Grandma asked me to pop round and help her with a jigsaw that was giving her grief.

So, round I went. She showed me all the pieces laid out on a table.

“What picture is it supposed to make?” I said.

“Well”, she said – “It has a picture of a cockerel on the box.

I said, “You go and put the kettle on and make us a nice pot of tea while I put all the cornflakes back into the box”


----------



## rogerblack (May 1, 2005)

tonyt said:


> Grandma asked me to pop round and help her with a jigsaw that was giving her grief.
> 
> So, round I went.
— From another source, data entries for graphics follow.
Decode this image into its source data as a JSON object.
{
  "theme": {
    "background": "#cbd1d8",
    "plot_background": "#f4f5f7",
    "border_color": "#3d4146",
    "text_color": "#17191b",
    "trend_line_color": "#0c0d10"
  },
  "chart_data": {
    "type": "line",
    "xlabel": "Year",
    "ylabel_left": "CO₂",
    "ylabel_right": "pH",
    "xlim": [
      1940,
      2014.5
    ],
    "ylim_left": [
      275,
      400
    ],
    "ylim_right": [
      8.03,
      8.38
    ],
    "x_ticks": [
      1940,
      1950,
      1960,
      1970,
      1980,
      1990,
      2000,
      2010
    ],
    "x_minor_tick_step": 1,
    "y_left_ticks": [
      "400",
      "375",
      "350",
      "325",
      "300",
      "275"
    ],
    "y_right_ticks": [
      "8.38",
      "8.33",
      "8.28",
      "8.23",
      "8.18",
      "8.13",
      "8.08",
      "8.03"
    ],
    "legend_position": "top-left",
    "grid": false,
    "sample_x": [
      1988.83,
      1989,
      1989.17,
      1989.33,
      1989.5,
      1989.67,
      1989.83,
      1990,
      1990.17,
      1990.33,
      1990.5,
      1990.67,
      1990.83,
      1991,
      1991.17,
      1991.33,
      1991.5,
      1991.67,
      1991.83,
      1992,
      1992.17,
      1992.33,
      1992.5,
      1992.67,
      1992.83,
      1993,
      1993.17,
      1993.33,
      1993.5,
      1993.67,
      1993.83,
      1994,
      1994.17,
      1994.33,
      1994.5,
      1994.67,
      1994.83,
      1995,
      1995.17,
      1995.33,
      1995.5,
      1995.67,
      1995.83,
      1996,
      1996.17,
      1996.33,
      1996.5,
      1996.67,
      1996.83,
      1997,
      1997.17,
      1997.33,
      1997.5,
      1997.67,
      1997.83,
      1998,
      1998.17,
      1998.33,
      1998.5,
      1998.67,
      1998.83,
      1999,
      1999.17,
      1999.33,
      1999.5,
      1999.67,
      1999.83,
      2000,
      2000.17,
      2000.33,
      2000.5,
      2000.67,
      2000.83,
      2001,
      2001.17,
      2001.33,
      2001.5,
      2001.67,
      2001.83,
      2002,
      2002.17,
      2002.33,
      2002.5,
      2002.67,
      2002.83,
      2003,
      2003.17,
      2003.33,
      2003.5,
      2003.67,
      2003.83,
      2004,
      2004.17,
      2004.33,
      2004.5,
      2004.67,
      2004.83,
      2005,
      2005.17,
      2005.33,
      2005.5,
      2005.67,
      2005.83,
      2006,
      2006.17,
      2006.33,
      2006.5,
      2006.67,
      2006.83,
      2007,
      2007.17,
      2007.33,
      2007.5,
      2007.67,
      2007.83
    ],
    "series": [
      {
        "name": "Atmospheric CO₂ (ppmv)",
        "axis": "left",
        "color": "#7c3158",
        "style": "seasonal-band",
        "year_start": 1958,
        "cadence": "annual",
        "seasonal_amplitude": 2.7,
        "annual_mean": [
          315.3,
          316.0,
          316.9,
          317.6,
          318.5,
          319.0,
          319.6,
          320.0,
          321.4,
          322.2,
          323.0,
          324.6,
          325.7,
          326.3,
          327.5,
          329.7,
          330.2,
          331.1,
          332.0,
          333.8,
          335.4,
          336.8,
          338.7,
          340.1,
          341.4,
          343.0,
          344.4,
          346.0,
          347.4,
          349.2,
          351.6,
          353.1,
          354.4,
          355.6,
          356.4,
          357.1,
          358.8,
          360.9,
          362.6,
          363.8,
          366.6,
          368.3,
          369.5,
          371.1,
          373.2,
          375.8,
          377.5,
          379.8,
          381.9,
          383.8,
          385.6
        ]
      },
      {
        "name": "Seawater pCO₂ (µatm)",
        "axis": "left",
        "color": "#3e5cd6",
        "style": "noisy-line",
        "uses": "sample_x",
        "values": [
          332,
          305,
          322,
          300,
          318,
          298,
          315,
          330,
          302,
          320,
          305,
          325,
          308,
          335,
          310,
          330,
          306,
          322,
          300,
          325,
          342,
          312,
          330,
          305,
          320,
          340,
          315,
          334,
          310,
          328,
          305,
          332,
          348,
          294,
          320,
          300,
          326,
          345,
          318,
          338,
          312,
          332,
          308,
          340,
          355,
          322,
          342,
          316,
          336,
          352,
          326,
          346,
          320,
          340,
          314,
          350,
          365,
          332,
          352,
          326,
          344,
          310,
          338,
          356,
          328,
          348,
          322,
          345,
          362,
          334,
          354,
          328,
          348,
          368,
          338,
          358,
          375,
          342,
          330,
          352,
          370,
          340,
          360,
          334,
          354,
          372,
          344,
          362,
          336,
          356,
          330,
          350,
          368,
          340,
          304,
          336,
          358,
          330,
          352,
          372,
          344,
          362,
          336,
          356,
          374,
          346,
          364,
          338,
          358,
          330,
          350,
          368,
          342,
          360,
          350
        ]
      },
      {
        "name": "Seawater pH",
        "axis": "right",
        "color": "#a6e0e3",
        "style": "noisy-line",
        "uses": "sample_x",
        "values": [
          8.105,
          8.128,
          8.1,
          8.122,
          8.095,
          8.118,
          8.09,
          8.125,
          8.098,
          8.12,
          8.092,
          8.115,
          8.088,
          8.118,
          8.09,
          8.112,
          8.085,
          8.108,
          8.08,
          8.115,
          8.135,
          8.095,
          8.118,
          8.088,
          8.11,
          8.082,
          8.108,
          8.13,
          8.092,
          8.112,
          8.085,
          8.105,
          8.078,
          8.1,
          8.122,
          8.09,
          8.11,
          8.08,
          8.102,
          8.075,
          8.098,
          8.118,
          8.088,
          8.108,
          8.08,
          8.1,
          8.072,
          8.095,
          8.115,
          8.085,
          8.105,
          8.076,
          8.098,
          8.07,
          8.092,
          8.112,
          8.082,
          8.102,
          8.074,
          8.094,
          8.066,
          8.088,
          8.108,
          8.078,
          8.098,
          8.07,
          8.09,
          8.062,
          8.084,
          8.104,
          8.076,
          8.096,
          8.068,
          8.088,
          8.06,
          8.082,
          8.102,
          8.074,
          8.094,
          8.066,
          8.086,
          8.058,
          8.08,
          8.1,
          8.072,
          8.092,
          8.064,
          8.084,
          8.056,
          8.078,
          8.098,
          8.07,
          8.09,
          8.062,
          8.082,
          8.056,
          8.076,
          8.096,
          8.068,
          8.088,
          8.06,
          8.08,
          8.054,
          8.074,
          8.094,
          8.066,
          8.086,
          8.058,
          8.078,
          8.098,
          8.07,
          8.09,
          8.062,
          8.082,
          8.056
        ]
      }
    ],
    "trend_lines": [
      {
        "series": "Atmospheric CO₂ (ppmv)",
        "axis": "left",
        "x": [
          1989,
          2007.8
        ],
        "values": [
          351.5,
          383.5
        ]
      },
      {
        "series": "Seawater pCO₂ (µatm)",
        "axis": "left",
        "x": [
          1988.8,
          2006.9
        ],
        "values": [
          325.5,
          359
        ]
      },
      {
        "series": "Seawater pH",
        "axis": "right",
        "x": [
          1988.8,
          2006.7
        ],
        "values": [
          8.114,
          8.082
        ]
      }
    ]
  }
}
She showed me all the pieces laid out on a table.
> 
> ...


Aah, clearly a fan of Mrs Brown and her boys!
(where this gag came up in last week's show) :lol:


----------



## tonyt (May 25, 2005)

rogerblack said:


> Aah, clearly a fan of Mrs Brown and her boys!
> (where this gag came up in last week's show) :lol:


Sorry, I wouldn't know Mrs Brown from a tub of lard!

I heard the joke last night while enjoying my sundowner round the camp fire (don't tell Dave Zeb  ) - not another Brit in sight.


----------



## rogerblack (May 1, 2005)

tonyt said:


> rogerblack said:
> 
> 
> > Aah, clearly a fan of Mrs Brown and her boys!
> ...


Hahaha - describing 'her' as a tub of lard is not far off the spot! 8) The series has been discussed on here several times in the past, you clearly have not been paying attention  It seems to have the Marmite effect on folk.

Anyway, Grandad was sitting at the kitchen table trying to do a 'jigsaw' - when 'she' asked him for the box to see the picture, it was a box of cornflakes, which the close-up showed he had spread all over the table. Same gag, acted out. Made me lol! :lol:

I am envious - you'd need a damned big campfire to keep warm around here at the mo. :wink:


----------